ChardonnaysBeastlyCat · 25/03/2025 11:13

Cumberlandsausagedog · 25/03/2025 10:43

I’ll explain to both of you. Council owns a council house. It has a choice. It could put them on at market rent on the open market at e.g. £1,000 a month, or let to social housing tenants at an amount that covers the cost of providing that property of say £500. One if you is saying that there is no subsidy as £500 covers the cost, and one of you is saying that the council could get £1,000 do there is in effect a subsidy.

I think you can both be right depending on what you mean by subsidy.

Sorry, been at work.

This is more or less what I wrote at 8:49 this morning.

Someone pays less because someone else pays more. if we’re splitting hair then it might not be called a subsidy, the spirit of the meaning is the same.

BIossomtoes · 25/03/2025 11:19

Someone pays less because someone else pays more.

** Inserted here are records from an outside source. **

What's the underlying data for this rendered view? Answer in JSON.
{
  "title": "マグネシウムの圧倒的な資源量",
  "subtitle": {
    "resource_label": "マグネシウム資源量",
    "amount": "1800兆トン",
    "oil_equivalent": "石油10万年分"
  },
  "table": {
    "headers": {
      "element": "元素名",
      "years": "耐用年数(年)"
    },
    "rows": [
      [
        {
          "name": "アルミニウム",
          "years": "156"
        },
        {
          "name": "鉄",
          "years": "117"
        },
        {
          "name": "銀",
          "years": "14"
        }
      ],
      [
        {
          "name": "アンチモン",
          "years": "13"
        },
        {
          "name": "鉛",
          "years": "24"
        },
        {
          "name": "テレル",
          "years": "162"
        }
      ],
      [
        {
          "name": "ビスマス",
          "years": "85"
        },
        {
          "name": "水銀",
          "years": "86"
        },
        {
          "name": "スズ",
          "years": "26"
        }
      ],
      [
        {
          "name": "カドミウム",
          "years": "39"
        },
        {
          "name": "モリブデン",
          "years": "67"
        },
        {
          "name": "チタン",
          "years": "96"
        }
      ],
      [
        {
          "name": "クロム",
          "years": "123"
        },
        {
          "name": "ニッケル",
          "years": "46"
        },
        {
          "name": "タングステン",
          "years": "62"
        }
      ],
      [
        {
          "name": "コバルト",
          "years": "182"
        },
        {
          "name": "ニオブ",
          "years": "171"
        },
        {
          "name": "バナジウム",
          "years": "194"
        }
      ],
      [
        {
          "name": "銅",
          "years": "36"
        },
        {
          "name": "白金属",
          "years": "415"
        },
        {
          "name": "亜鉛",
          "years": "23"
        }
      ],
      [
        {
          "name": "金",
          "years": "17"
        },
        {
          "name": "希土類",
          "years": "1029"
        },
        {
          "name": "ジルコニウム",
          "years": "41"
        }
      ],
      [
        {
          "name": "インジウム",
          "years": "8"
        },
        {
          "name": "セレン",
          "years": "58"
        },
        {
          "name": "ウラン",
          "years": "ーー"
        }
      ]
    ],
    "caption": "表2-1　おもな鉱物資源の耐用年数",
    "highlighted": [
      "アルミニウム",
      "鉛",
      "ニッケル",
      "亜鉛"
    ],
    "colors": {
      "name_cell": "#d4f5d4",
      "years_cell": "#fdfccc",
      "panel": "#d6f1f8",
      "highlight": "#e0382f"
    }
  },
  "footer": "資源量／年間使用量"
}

That isn’t true in the case of social housing. Someone pays the actual cost, someone else pays the commercial rate.

ChardonnaysBeastlyCat · 25/03/2025 11:23

BIossomtoes · 25/03/2025 11:19

Someone pays less because someone else pays more.

That isn’t true in the case of social housing. Someone pays the actual cost, someone else pays the commercial rate.

And because that someone pays less the council needs to increase the Council Tax for those who pay it, of course, so they are, again, paying for someone else’s council services. I won’t call is subsidy, because it seems that’s difficult for some to understand.

But this is something you don’t want to see.

EasternStandard · 25/03/2025 11:28

Nodddy · 25/03/2025 11:10

It's neither good nor bad in of itself.

It's funding items paid for historically which should be generating higher revenues. Things like roads and hospitals that have been built already. Would you rather they hadn't been built?

It can be bad in itself, hence warnings to France and Italy on high debt.

We should try to lower debt here rather than the opposite. Not only due to high debt servicing which eats into other budgets but IMF warned we were at risk if another high impact event occurred. We’d be without a buffer to deal with it.